I don't need guns, kick ass with a chain

Stacey: where are you working now? Night shift. Woof. You graduating with a fake degree is super awesome. Again I am so sorry about missing you at Hammerheads. My mom is psycho but you know that already. And Chris Brubeck said that you told him to tell me that I suck?

Liz: I know I'm fucking lazy but get off my ass. Oh I came up with another title... "I really wouldn't mind marrying her. She doesn't really ever get on my nerves all that much."

Me: I have been doing everything and nothing all at once....

*was reminded how crazy my mother is. What did she do? Well she climbed over a small wall (separating the boothes that we were sitting at in a bar that we went to) when she saw her boyf speaking to a female friend. Made a big fucking scene. Said the word "fuck" about 400 times. Broke up with her boyf. Insisted that I take her home.

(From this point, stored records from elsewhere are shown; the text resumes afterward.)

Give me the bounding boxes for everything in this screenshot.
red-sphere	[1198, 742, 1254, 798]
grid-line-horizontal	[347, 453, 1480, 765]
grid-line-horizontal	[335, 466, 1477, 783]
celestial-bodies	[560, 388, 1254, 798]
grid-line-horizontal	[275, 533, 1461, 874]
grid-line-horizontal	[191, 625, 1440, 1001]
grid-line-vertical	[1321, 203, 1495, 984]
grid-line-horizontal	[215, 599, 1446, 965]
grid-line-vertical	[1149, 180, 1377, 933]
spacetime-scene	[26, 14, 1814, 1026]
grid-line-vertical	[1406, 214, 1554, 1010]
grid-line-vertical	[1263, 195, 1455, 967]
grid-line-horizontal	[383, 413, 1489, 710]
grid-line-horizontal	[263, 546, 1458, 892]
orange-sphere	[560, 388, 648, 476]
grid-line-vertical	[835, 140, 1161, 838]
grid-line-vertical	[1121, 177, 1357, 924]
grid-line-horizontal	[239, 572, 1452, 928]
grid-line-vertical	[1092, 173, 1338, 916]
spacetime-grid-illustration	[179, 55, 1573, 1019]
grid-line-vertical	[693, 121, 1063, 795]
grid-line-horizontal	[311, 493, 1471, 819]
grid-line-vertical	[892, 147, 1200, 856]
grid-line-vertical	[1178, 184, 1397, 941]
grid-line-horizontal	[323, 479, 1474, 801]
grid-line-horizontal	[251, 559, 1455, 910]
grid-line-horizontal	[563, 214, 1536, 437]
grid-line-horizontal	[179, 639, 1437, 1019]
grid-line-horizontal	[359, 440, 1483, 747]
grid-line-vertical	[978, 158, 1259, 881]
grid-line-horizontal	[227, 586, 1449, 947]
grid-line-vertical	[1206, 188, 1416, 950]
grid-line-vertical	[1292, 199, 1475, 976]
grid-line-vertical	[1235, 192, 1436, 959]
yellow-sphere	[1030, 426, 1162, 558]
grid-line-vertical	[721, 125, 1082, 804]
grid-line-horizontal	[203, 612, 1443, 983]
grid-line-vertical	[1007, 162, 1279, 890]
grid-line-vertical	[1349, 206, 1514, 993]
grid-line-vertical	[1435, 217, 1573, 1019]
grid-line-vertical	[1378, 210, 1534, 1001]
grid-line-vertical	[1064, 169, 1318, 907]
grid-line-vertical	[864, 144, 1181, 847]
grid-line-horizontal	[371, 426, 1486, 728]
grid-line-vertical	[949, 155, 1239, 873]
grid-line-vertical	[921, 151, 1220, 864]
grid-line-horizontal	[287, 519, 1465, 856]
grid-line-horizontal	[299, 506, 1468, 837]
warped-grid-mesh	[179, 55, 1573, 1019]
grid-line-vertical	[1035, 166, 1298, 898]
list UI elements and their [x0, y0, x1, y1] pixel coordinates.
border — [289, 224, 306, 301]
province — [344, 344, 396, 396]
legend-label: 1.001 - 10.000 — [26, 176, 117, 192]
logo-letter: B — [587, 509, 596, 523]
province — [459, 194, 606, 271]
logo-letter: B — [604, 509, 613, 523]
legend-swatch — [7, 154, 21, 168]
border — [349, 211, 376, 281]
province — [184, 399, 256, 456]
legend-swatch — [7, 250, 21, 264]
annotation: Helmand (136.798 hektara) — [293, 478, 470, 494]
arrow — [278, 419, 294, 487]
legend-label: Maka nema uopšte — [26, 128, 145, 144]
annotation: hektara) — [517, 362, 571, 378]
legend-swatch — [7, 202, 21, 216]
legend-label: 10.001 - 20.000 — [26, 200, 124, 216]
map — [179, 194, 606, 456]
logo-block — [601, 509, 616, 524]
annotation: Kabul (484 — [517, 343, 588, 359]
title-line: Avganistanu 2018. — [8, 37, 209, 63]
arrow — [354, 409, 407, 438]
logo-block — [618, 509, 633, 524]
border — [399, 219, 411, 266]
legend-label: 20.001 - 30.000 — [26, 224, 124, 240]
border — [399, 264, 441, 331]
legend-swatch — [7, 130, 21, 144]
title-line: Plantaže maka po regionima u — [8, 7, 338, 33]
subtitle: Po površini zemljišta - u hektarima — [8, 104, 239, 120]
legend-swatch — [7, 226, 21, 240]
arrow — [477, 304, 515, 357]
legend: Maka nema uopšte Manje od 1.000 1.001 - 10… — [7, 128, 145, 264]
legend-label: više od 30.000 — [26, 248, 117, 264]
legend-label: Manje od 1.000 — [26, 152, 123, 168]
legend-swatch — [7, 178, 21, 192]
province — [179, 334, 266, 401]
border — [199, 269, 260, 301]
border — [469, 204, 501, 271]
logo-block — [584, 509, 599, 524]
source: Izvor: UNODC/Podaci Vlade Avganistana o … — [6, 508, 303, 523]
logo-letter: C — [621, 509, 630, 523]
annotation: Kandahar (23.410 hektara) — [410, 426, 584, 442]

*One of Matt's best friends professed his everlasting ongoing love for me for three years. Offered to break up with his girlfriend for me.

*Alex (sister) won her soccer tournament. So I had an excuse to spend over $100 at Dick's Sporting Goods.

*Alligator gumbo is gross. Well at least it is at the Fall Festival.

*Went to Memphis this weekend. Had a blast. Went to Sun Studios and Graceland. Saw Justin Timerblake. Rationalized getting a Banana Republic card, even though there isn't one anywhere around here. Spent a bunch of money, but totally worth it.

* Gave 50-60 flu and pneumonia immunization shots to elderly people at an assisted living nursing home place in Newburgh today.

* Putting off three papers that are due Monday until the last possible minute, one of which is 10 pages.

*Trying to figure out why I'm watching Insomniac and not turning it off.

*Saw The Rock on the Craig Kilborn Show a couple weeks ago and he (Yes The Rock) used the word, unequivocally, in a sentence.

*Finally got pulled over for my brake light. Just got a written warning. Think it might actually be fixed for good.

* Gonna go pretend to clean my room and shower.